We bring a lot of baggage to the table, the paradox of nagging, albeit perhaps grandmotherly, voices that tell us we should clean our plates but not blow our diets. Greeson encourages people to consider if they are eating because they are hungry or because the clock is telling them to eat. Our bodies give us physical cues when we are hungry -- a pit in our stomachs, a lag in energy, and if we wait too long to eat we are more likely to binge, he said.
While you're eating, check for signs that you are full, such as a warm belly. There's about a 20 minute lag between when you are full and when your brain registers that. Don't just shovel in food until your plate is empty or your lunch break is up.
"Cultivate awareness moment by moment. Listen to (the body's) whispers," Greeson said. "Many people eat, including myself, when we're stressed. And that's a different reason than eating when we're actually hungry."
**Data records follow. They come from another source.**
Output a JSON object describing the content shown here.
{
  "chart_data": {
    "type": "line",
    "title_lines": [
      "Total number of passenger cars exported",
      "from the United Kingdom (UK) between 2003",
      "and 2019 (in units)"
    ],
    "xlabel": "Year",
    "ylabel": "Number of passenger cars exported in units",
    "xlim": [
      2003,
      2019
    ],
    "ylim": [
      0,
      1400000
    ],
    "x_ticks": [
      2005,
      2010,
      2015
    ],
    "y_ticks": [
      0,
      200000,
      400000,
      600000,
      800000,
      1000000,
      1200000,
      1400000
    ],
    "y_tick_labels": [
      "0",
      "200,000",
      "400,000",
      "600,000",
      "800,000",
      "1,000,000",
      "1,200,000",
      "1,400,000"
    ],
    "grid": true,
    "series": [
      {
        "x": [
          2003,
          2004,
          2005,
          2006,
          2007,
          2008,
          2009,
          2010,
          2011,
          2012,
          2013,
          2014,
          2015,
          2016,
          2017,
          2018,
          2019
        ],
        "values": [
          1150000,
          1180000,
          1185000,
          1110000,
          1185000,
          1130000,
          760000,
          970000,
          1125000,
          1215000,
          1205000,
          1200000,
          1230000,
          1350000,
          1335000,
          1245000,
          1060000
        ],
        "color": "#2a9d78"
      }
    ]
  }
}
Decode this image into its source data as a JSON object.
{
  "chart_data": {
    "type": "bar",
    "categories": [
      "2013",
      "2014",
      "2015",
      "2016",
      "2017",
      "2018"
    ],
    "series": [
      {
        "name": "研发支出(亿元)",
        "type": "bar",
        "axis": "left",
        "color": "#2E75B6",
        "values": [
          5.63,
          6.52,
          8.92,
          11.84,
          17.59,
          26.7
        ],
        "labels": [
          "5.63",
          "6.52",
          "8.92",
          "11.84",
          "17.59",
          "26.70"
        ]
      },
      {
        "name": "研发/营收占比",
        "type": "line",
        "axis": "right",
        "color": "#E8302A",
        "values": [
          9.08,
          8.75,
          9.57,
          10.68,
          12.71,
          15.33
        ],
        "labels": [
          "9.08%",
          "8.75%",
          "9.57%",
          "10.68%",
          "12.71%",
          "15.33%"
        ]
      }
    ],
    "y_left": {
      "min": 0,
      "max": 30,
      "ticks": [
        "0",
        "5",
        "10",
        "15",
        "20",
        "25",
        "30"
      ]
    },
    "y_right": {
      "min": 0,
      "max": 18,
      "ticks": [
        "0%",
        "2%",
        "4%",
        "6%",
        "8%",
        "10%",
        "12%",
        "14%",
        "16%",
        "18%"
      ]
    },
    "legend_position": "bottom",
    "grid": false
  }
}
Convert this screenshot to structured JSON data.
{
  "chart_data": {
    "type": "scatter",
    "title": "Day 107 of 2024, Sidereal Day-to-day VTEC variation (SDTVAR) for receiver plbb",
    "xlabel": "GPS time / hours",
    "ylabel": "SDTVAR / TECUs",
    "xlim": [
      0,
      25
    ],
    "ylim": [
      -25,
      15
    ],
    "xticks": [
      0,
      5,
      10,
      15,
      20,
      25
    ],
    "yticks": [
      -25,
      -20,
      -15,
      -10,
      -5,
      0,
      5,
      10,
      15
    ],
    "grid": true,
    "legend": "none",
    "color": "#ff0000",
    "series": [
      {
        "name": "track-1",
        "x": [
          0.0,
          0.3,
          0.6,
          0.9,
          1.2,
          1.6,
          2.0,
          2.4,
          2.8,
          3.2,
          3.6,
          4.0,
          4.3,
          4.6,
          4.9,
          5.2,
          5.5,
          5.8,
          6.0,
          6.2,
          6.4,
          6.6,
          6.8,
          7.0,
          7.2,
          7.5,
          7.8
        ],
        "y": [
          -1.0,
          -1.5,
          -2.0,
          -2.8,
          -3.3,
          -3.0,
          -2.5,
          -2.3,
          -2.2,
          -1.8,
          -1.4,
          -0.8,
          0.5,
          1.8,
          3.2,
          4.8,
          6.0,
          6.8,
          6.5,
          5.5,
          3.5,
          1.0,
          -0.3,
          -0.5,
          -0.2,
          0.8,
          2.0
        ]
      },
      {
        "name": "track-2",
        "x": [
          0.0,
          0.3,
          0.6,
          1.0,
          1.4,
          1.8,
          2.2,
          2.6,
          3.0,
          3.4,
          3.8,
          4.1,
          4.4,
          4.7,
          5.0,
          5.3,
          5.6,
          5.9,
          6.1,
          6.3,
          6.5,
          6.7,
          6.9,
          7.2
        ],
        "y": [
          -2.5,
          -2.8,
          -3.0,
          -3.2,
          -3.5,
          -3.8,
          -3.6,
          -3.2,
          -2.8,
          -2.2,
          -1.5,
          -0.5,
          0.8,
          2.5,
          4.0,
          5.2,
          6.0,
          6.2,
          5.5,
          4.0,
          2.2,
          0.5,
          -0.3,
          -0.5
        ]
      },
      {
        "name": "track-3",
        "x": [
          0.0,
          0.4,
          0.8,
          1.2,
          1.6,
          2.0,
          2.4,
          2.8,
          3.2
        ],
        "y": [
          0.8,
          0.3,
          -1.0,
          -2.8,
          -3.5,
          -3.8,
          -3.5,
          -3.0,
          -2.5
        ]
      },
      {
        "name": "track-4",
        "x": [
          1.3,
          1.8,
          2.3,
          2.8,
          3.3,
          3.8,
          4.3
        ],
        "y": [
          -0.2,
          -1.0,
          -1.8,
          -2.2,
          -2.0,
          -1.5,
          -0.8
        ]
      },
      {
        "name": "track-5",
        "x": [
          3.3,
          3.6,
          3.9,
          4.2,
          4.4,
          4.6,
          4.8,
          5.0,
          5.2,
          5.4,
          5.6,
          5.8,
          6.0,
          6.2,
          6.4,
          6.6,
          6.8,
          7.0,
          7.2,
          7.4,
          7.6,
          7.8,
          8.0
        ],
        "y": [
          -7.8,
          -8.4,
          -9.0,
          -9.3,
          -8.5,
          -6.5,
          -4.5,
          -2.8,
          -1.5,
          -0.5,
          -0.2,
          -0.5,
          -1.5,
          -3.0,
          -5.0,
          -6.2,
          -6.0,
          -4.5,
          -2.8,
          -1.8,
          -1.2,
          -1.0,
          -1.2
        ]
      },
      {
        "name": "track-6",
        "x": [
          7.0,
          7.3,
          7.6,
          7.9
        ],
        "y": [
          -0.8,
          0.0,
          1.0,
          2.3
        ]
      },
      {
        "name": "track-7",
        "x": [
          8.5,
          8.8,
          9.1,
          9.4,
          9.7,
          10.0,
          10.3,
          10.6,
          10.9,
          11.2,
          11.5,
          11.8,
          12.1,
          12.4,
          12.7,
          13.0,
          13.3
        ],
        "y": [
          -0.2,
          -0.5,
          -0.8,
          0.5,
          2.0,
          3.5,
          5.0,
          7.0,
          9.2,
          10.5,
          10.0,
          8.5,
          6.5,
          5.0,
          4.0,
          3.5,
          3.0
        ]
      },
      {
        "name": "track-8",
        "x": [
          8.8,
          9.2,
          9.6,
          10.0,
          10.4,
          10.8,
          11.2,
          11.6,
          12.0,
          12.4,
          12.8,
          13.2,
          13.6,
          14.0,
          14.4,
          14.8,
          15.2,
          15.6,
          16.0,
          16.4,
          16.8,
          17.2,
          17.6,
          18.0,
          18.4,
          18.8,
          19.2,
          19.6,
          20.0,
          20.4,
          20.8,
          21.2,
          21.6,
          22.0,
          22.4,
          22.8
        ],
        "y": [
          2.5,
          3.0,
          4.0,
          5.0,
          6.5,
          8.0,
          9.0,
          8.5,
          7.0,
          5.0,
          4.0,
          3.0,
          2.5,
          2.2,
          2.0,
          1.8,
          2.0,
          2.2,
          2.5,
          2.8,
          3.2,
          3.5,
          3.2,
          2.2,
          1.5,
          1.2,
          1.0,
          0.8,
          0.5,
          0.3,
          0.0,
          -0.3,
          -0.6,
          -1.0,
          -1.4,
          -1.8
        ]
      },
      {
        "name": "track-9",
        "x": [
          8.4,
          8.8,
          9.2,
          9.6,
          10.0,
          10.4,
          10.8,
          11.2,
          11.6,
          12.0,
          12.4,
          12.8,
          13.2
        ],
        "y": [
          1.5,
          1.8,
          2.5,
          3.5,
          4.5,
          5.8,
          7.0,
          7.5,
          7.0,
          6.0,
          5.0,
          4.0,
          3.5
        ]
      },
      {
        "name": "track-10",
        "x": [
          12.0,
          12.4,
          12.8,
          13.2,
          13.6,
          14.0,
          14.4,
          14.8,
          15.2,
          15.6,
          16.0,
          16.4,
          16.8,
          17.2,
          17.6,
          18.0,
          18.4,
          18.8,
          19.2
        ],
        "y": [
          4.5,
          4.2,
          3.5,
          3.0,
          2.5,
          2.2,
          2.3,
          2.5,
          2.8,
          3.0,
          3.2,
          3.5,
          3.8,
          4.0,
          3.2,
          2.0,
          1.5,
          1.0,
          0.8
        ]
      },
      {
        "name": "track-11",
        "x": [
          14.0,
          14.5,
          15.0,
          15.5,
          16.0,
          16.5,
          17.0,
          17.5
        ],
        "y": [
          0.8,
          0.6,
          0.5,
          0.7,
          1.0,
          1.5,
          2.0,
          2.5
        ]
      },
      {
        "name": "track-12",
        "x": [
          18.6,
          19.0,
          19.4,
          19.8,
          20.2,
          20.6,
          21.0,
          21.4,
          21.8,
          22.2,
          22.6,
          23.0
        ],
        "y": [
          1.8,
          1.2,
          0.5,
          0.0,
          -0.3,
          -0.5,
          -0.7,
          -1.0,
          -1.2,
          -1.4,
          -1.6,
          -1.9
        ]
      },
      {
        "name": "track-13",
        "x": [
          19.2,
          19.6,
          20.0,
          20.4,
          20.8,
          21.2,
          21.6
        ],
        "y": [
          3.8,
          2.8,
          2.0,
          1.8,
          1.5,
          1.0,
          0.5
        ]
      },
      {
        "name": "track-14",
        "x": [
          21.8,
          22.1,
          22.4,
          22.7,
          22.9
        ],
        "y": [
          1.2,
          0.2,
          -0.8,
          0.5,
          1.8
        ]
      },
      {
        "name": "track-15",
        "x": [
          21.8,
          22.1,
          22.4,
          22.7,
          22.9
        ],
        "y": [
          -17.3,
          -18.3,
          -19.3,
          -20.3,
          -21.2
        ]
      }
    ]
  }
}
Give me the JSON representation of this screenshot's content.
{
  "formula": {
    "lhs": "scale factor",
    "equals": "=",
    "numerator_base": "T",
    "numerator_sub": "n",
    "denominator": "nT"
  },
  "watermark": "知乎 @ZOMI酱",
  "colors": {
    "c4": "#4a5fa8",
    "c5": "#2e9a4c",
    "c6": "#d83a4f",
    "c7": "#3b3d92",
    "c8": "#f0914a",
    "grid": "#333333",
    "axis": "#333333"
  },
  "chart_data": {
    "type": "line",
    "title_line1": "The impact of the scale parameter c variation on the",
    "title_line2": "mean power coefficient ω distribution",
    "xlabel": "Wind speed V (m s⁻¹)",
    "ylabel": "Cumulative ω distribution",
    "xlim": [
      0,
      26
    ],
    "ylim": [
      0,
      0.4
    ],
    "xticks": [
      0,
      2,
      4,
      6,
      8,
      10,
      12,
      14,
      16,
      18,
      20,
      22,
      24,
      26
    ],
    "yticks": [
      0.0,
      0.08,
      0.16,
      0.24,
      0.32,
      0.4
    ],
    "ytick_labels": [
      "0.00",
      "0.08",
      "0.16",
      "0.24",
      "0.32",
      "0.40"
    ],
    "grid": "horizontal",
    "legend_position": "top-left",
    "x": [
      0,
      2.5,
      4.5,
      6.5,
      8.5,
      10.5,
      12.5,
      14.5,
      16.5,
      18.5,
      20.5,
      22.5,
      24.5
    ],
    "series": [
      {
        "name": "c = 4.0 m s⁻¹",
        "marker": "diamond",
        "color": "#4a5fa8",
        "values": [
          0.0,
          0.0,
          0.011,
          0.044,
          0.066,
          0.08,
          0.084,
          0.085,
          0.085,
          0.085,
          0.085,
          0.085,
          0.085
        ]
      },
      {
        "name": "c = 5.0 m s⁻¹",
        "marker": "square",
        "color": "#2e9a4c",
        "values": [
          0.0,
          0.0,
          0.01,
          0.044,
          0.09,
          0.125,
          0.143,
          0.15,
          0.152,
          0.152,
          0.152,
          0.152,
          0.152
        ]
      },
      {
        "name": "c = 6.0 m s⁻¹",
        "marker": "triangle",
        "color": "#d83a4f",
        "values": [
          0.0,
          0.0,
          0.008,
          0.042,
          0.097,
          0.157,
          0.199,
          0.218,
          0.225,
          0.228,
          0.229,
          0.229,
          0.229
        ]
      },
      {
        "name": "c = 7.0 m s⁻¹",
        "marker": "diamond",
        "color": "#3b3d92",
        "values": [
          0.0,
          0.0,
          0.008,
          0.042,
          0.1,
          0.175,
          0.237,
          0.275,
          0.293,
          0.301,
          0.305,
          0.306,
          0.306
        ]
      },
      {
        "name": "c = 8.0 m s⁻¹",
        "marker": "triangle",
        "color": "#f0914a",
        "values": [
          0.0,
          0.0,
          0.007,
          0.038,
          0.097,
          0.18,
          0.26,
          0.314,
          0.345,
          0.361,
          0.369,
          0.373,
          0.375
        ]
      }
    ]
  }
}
Greeson thinks that mindful eating could help with other eating disorders, too, such as anorexia and bulimia.
Some of the mindful-eating regime sounds like common sense. Just slowing down your eating will help a "whole plethora of health problems," said Penny Riordan, a dietitian with Forsyth Medical Center, including digestion.
Riordan advises her patients to eat slower. But she doesn't tag it with any label, and she doesn't think that it's practical to meditate on each bite. We're just one of those cultures. We're doing several things at one time. We don't just sit and eat. I just think we've gotten to the point where we are too busy," she said.
Greeson admits that it's probably not realistic to eat every meal mindfully. But even eating those first few bites more deliberately can give us more joy from what we eat.
"We're getting a chance to pay attention to each sense," Greeson said. "That gives rise to a greater sense of appreciation and pleasure rather than wolfing it down."